Questionada sobre o impacto desta decisão no Orçamento de 2026, a ministra reconheceu que “há implicações”, mas sublinhou que a lei permite ajustes e reforços orçamentais. “Quando surgem efeitos negativos, o Ministério das Finanças tem de fazer exercícios de compensação”, afirmou.

Sobre eventuais reduções de pessoal em ministérios com problemas orçamentais, Santina Cardoso esclareceu que apresentou um decreto-lei que prevê alterações à tabela salarial, discutido recentemente em Conselho de Ministros.

Relativamente às causas do atraso, a ministra explicou que, em 2023, o Governo iniciou a aplicação do Enquadramento Orçamental, o que limitou alterações ao orçamento. “No final de 2023, foi possível fazer ajustes e pagar a todos. Em 2024, houve menos margem de manobra. Em 2025, entrámos numa fase de disciplina orçamental, em que cada entidade passou a ser responsável pela sua própria gestão”, explicou.

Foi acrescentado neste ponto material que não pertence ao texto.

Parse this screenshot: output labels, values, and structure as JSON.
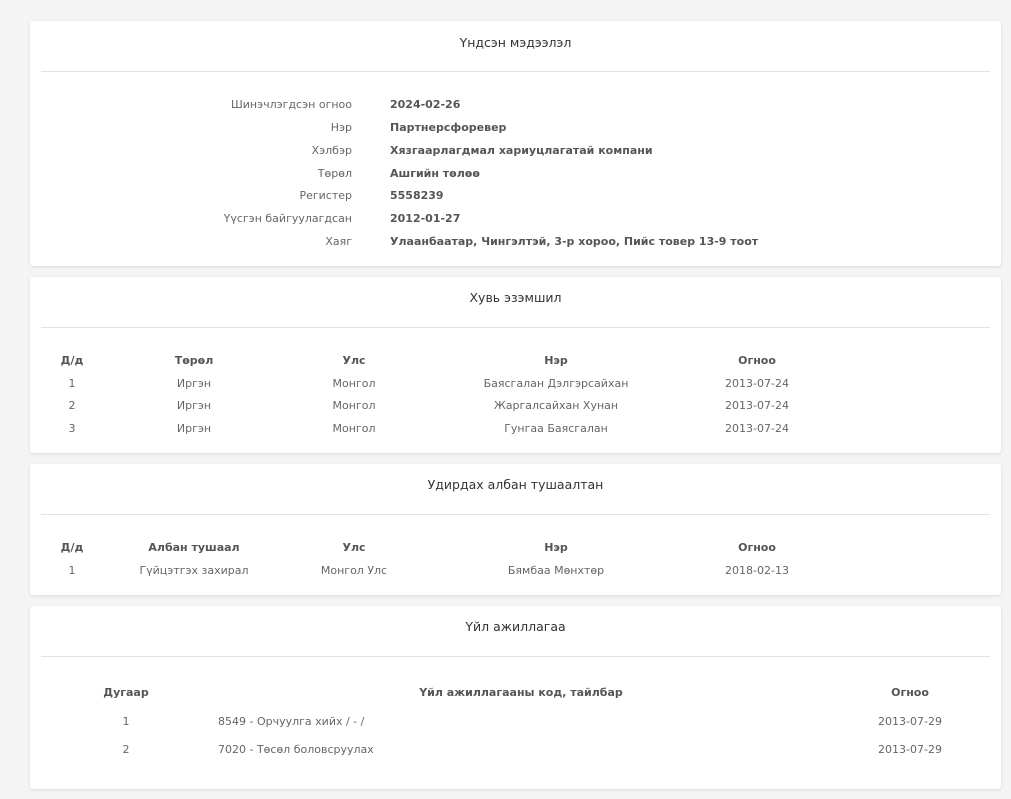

Segundo Santina Cardoso, em outubro de 2025, o Ministério das Finanças alertou todas as instituições para a necessidade de assegurarem os pagamentos mensais e anuais. “No entanto, após o fim do ano, algumas entidades não conseguiram cumprir”, acrescentou.

Para evitar a repetição da situação, a ministra disse que o Ministério apresentou orientações gerais, alertando as entidades para a necessidade de controlar “o aumento salarial e o excesso de funcionários”.

O ministro do Interior, Francisco Guterres, reconheceu igualmente o atraso no pagamento dos salários e do décimo terceiro mês relativos ao ano passado. Questionado sobre o impacto do recurso ao Orçamento de 2026, afirmou que apenas a parte remanescente das verbas garante os pagamentos até ao final do ano fiscal.

“Acredito que o Ministério vai conseguir pagar tudo até ao fim do ano. Vamos gerir internamente para evitar que este tipo de problema volte a acontecer”, concluiu, sem adiantar mais detalhes.